As the photos fluttered to the ground, commuters and pedestrians alike were left bemused, with some taking to Twitter to in the pursuit of possible explanations.

Tweet: “At Osaka Station I found photos from a whole bunch that fell from the sky. I went for it because I thought it was money, but it was just photos.”

Image: Twitter

While some headed straight for their Twitter account, others dialed for the police and reported that it was a-raining men in Osaka Station, but minus the hallelujah. This was neither the time nor the place for that. Police rushed to the scene, because how often do you see something like that? Thanks to eyewitnesses, they traced the photos up to the 10th floor of the nearby North Gate Building where they found two suspects.

When questioned by police, the boys, aged 16 and 17, are said to have admitted to the random littering. When asked what on Earth could possibly possess them to want to drop 400 pictures of some boy all over the fourth-busiest train station in the world, they explained:

“We took pictures of this bad guy who was always interfering with our photo shoots. We scattered the pictures half as a joke and half because we hate him.”

The boys also explained their hobby of taking photos of trains, which the police could assume from one of the hundreds of photos of him lying about, was also a hobby of their nemesis.

NOTE: In accordance with national laws regarding minors, we digitally altered the boy’s face to look like our beloved Mr. Sato.

Image: Twitter

We can assume the young rail fans will be facing a hefty littering fine, but an official set of charges is still pending as police investigate how the boys obtained the paper to print out all those pictures, since a nearby electronics store also happens to be accusing them of shoplifting it.

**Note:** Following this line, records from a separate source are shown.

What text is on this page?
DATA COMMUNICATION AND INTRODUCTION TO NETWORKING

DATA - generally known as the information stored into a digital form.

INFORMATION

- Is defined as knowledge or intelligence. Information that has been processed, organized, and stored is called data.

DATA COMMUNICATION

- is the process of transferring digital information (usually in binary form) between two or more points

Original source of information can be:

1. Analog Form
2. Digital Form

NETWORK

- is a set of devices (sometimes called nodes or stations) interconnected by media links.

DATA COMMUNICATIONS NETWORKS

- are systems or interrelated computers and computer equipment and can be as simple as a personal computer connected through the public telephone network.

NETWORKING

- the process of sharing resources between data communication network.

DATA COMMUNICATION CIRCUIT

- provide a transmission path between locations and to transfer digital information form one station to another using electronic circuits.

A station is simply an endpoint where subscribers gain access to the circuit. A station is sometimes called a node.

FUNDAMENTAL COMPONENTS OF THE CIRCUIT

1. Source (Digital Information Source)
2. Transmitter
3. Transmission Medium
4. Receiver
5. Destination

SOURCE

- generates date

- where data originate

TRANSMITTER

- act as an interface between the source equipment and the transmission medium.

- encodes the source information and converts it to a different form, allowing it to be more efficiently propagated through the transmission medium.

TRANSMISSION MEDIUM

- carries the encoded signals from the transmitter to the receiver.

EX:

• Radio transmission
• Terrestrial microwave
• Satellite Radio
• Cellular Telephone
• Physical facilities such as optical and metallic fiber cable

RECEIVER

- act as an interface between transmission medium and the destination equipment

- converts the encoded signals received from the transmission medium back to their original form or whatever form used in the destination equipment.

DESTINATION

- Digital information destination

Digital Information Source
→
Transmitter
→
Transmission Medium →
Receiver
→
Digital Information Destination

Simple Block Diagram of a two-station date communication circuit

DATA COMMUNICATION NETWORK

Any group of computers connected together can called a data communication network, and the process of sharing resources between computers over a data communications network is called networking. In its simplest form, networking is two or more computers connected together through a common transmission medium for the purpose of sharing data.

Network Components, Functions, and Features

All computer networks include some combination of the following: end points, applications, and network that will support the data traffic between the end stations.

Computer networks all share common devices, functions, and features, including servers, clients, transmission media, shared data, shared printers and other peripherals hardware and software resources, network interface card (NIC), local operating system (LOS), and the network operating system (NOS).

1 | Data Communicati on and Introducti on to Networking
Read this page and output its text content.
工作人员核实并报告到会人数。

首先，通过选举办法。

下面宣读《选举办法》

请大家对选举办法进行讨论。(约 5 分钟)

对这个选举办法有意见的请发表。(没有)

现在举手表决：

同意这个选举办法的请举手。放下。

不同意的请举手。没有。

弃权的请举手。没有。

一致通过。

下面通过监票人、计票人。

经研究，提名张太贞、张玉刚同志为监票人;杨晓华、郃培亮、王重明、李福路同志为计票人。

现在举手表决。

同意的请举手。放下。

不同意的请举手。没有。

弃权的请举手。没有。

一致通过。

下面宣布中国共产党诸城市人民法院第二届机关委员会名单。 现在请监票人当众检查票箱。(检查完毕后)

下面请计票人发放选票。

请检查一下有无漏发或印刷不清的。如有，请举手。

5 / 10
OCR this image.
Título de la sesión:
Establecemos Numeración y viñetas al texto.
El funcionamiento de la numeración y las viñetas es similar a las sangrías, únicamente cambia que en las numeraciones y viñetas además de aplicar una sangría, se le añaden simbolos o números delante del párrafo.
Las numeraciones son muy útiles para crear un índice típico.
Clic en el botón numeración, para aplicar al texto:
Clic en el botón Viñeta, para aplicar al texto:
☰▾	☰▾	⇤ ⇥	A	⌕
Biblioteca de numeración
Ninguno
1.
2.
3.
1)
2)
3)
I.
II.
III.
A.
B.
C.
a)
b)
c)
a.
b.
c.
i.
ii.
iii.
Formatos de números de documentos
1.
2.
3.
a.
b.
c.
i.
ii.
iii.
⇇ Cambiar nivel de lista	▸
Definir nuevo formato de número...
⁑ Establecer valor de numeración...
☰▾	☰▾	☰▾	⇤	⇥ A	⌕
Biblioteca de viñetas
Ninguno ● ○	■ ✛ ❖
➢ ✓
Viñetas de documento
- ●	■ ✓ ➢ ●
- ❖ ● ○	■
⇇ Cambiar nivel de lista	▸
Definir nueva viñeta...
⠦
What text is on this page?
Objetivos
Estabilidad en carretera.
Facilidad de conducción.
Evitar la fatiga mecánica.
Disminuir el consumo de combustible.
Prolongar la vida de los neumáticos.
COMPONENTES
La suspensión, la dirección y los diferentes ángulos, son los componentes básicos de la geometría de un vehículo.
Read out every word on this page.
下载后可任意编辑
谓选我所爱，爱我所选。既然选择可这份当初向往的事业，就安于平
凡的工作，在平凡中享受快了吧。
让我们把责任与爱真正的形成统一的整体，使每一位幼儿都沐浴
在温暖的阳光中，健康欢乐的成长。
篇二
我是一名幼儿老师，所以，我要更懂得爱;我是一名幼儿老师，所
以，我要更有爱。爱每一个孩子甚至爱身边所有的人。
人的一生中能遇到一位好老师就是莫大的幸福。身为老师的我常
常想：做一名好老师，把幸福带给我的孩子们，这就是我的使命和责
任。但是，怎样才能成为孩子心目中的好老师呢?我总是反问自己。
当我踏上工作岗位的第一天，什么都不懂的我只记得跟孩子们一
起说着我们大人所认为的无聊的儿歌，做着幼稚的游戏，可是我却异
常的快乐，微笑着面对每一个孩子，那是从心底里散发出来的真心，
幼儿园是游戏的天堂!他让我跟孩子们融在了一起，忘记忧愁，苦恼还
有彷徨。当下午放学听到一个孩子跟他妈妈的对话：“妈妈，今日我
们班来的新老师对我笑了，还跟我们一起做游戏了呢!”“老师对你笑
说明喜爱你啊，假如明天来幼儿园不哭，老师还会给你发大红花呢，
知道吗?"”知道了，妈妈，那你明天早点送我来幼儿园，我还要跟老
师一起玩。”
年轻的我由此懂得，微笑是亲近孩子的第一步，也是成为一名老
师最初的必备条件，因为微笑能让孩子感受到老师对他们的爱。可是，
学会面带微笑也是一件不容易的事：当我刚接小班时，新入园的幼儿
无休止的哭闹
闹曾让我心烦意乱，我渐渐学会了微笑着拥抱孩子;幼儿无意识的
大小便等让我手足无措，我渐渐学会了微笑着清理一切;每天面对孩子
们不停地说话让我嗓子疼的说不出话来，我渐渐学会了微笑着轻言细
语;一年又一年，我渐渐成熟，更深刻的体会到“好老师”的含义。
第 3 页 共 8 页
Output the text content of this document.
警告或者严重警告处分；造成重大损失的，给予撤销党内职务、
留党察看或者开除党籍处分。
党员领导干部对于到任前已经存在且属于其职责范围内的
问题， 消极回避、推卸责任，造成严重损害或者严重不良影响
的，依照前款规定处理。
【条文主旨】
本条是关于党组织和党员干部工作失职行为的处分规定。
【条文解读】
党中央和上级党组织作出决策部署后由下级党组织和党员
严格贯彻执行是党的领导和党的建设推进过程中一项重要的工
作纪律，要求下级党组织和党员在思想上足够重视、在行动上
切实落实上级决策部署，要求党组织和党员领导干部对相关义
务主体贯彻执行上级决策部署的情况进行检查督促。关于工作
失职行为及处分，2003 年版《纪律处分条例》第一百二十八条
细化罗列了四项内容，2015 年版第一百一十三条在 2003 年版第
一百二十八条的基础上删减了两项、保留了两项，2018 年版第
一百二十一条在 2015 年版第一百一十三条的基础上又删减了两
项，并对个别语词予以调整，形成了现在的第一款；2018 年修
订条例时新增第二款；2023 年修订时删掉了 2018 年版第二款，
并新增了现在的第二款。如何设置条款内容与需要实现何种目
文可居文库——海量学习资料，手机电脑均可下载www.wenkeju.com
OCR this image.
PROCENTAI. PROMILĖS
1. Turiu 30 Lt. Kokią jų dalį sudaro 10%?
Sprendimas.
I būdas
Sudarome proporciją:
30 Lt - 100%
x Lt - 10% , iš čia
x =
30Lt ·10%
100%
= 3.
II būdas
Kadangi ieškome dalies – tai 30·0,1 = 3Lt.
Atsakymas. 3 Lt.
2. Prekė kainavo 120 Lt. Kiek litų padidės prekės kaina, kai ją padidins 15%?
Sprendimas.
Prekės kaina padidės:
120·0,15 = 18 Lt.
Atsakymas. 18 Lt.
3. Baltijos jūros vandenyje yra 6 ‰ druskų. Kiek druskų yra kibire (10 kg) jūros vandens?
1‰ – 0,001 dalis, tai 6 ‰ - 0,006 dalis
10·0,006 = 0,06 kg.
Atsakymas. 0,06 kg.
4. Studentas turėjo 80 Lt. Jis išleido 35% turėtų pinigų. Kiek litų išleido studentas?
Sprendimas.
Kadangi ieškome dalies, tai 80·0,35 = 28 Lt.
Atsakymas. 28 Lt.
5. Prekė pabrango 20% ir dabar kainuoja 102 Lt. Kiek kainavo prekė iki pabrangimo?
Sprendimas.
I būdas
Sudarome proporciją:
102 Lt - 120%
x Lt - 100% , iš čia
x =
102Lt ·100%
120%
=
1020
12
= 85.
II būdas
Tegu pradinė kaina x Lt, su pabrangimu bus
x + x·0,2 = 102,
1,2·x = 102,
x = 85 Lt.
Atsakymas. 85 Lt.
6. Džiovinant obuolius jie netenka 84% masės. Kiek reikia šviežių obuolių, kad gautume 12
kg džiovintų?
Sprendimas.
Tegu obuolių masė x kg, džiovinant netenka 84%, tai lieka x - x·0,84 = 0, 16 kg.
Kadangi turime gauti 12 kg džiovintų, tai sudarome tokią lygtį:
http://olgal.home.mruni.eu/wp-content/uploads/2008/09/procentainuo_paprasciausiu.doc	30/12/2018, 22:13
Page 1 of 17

Although the littering is bad, it’s probably not a huge issue for such a busy transportation hub. The real damage here has been done to the normalcy of the train otaku community. Sure, the majority are probably peace-loving and productive members of society, but this whole convoluted photo ordeal was just plain weird and ended up accomplishing far less than a good old fashioned shove or punch would have any day of the week.